Comedian Jerry Lewis once got a hit against the Tigers in the Astrodome

Jerry Lewis hugs umpire Hank Soar, comes to the plate for his first at-bat, and hams for the crowd. The Detroit catcher is Bob Didier.

During an exhibition game against the Detroit Tigers on July 19, 1973, comedian Jerry Lewis hugs umpire Hank Soar, comes to the plate in the first inning, and hams for the crowd. The Detroit catcher is Bob Didier.

Go ahead – reread that headline. I’ll wait for you.

It’s true, comedian Jerry Lewis — that Jerry Lewis — put on a major league uniform and played in a game against the Detroit Tigers. And he did it in Houston at the famed Astrodome, the first indoor stadium in big league baseball and the namesake for astroturf, that funny green stuff that ballplayers bounced around on for several decades when it was in vogue.

But while the playing surface was funny in Houston, there was nothing funny about Lewis being in the lineup against Billy Martin’s Tigers on July 19, 1973, when the Bengals flew into Texas for a quick exhibition game on what was supposed to be a day off. Martin wasn’t too happy about the scheduled exhibition game and neither were most of his troops, most of whom were in the twilight of their careers and coveted any time off from the grind of a 162-game season. So when Martin arrived at his desk in the visiting manager’s office at the Astrodome that July evening, he was not in the mood for laughter. A Houston reporter told Martin that Leo Durocher, the skipper of the Astros, was going to insert Lewis into his lineup for the meaningless contest.

“I don’t care if Leo plays Charlie Chaplin,” Martin snarled, “I don’t have to like it and I don’t have to like being here for a game in the middle of the season.”

While Billy was in a foul mood (not helped by the fact that his team was mired in fourth place in the AL East, a division they had won the previous season), Durocher was having a ball filling out his lineup card nearby in the home clubhouse beneath the Astrodome seats.

“Jerry will play first base and hit leadoff in my lineup,” Durocher told reporters huddled around his desk. “If I had Dean [Martin], I’d play him in right field!”

Durocher was just eight days shy of his 68th birthday, the oldest manager in the game he was a connection to baseball’s legendary past. Leo had been a teammate of Babe Ruth, he’d played with Lou Gehrig and against Ty Cobb, and he’d managed Jackie Robinson and Willie Mays. “The Lip” was one of the most colorful characters to ever wear a big league uniform and when he wasn’t making headlines for what he did on the diamond he was in the newspapers for who he rubbed elbows with off it. He was personal friends with many of the great movie stars of Hollywood, and from 1948 to 1960 he was married to actress Laraine Day. Durocher and Lewis were pals from Leo’s days with the Brooklyn Dodgers, and now in this exhibition game against the Tigers, the Houston skipper decided it was a perfect time to give the popular comedian a chance to play out a dream – playing in a big league ballpark against real major leaguers.

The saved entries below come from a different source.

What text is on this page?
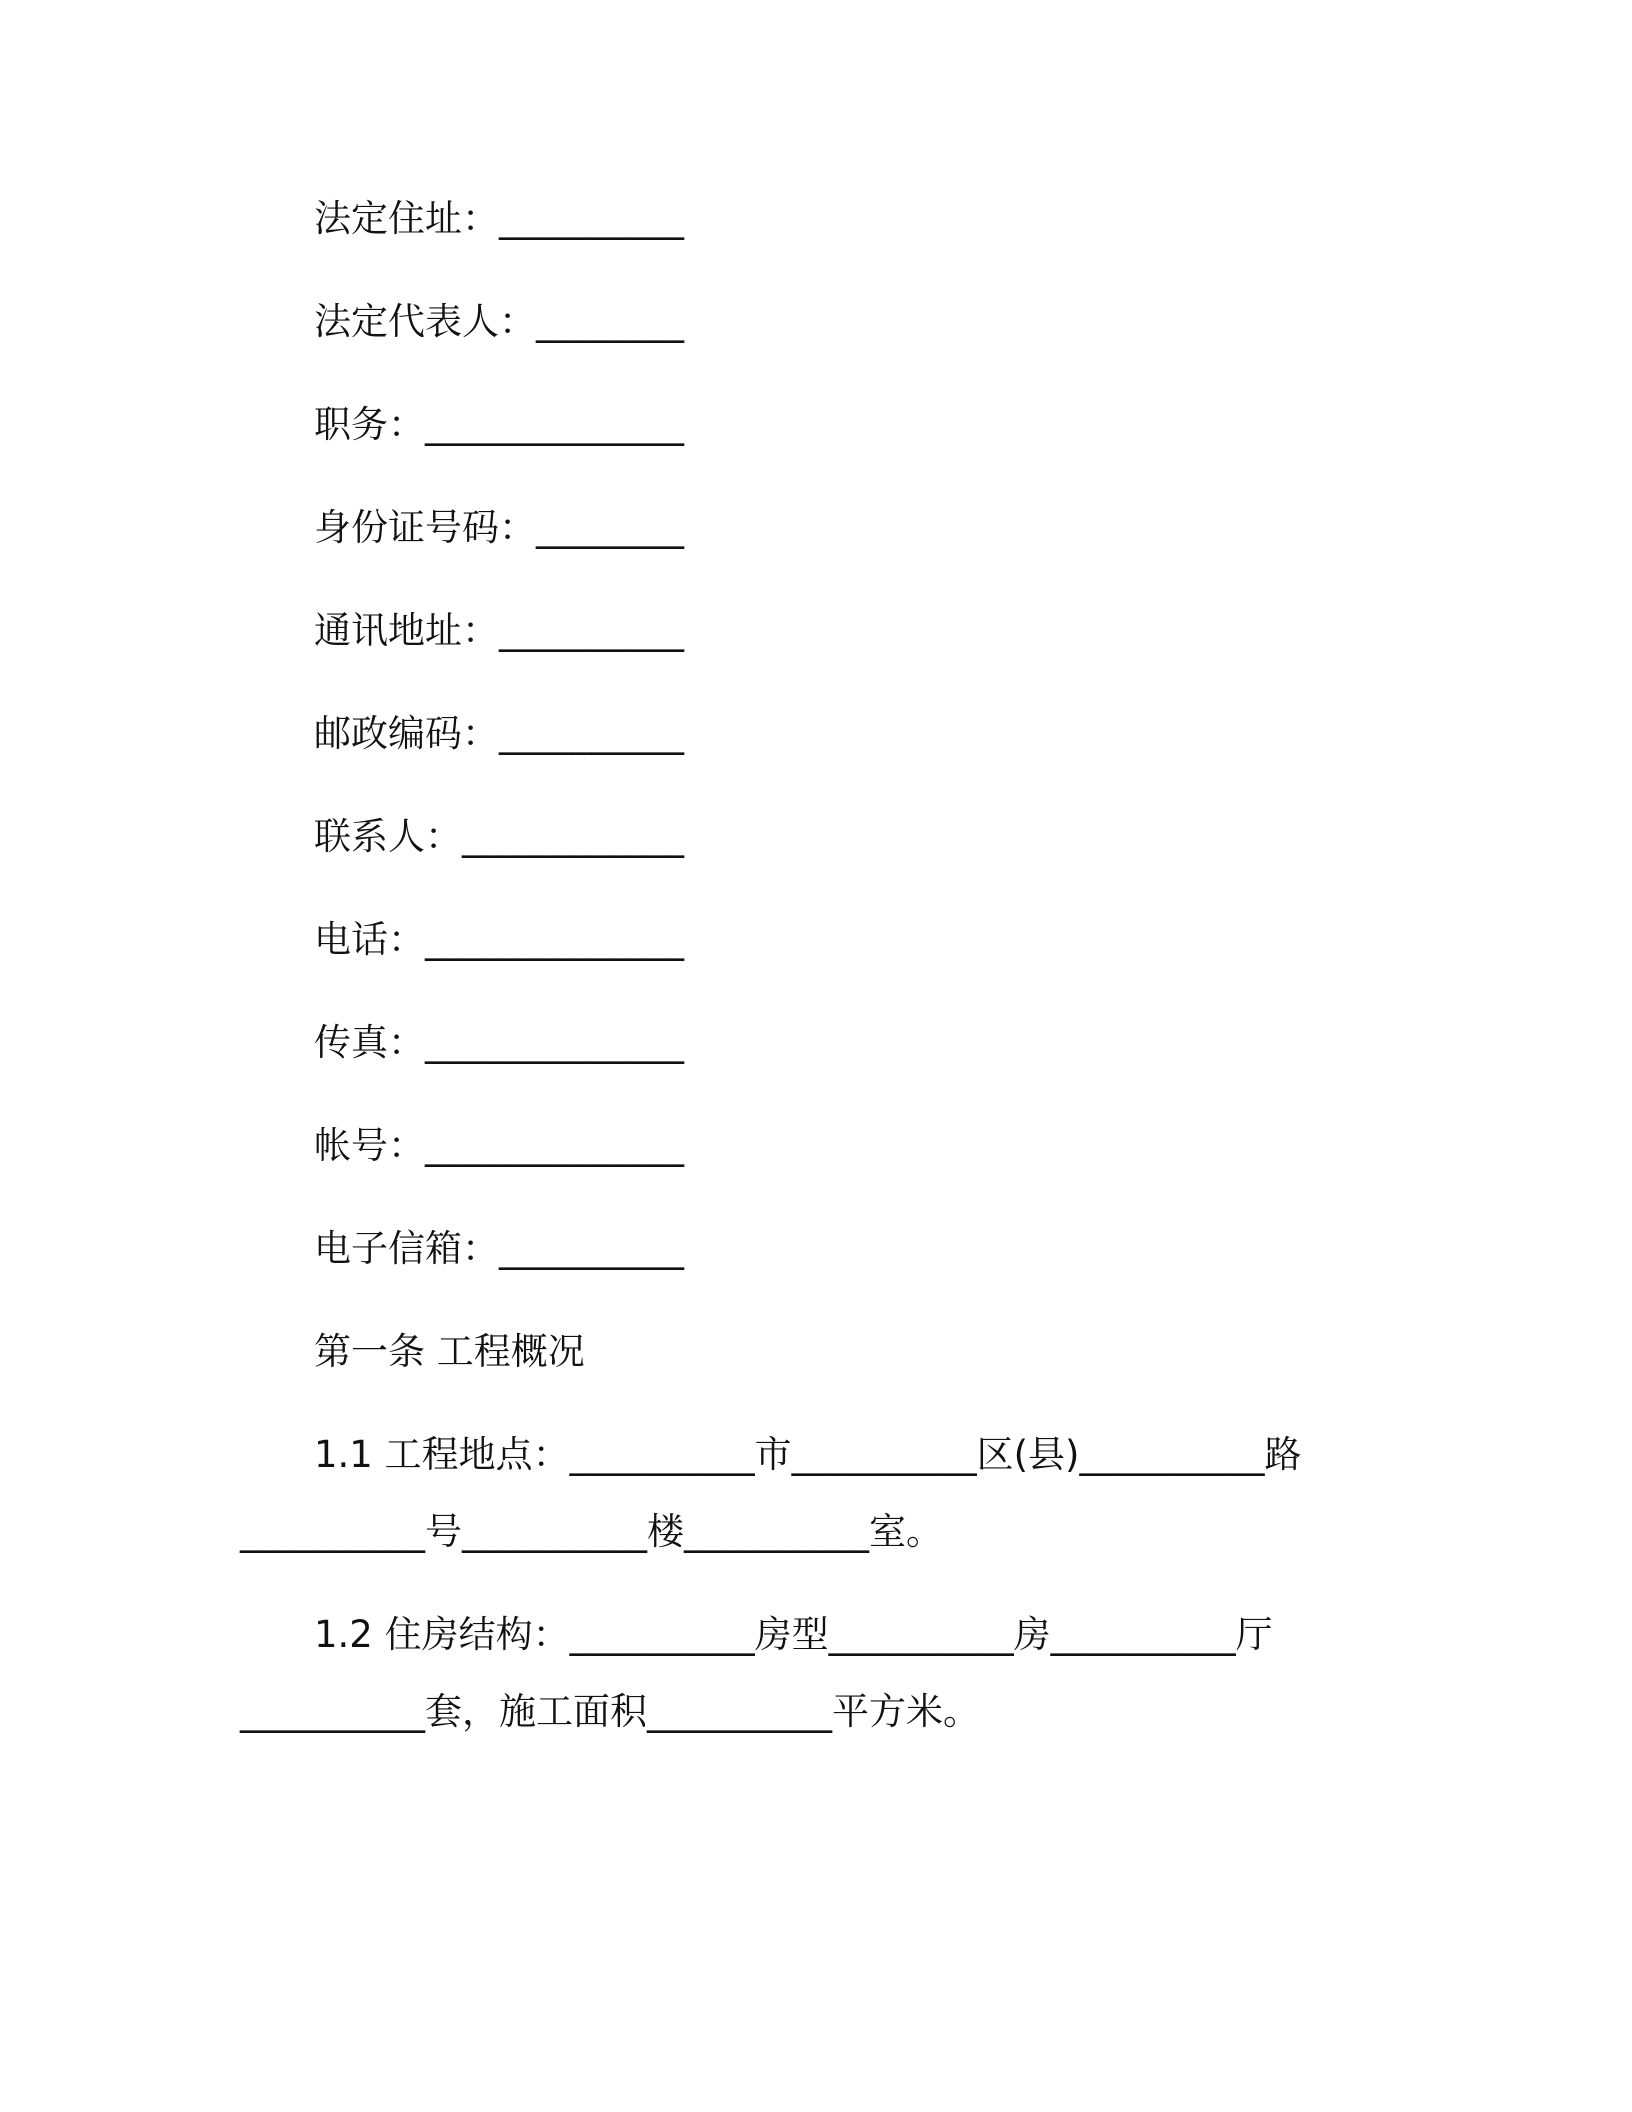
法定住址：__________

法定代表人：________

职务：______________

身份证号码：________

通讯地址：__________

邮政编码：__________

联系人：____________

电话：______________

传真：______________

帐号：______________

电子信箱：__________

第一条 工程概况

1.1 工程地点：__________市__________区(县)__________路
__________号__________楼__________室。

1.2 住房结构：__________房型__________房__________厅
__________套，施工面积__________平方米。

Lewis was given uniform #9 and when he was introduced as the Astros took the field in the top of the first inning he was showered with applause, even from unlikely spectators.

“I clapped when he went out there [to first base],” Norm Cash said later in an interview with Jerry Green and The Sporting News.

Neither team took the game seriously at all, in fact both the Tigers and Astros sent their pitching coaches to the mound. Art Fowler, with his fat jowls and beer belly, was summoned by Martin to toss a few innings. Fowler faced Lewis who drew a walk. Earlier, Lewis had lined a single up the middle off Detroit’s Mike Strahler. It’s doubtful that Strahler was bearing down as he faced Lewis, who by all accounts took his job seriously while between the white lines. He even drew some mild praise.

“He didn’t look that bad at first,” Cash observed. “He knew where to play the batters and didn’t drop a single throw.”

The 47-year old Lewis played four innings before exiting the game which was won by the home team 10-7. The big hit came in the eighth inning when Houston’s Bob Gallagher hit a bases-clearing grand slam inside-the-park home run. The play developed because two Detroit outfielders misjudged the resiliency and quickness of the fake grass. Center fielder Dick Sharon and left fielder Frank Howard both failed to retrieve the ball off the bat of Gallagher. As the baseball bounced quickly to the warning track and caromed around the hard surface and away from Howard, four Astros runners advanced to home. It was the sort of bizarre play that you’d expect in a bizarre game that featured pitching coaches and comedians on the field and in the middle of the action.

“I’ll just be happy to get out of here and go on [to Arlington to play the Rangers],” Martin said after the game.

To Billy Martin there was little that was funny in baseball.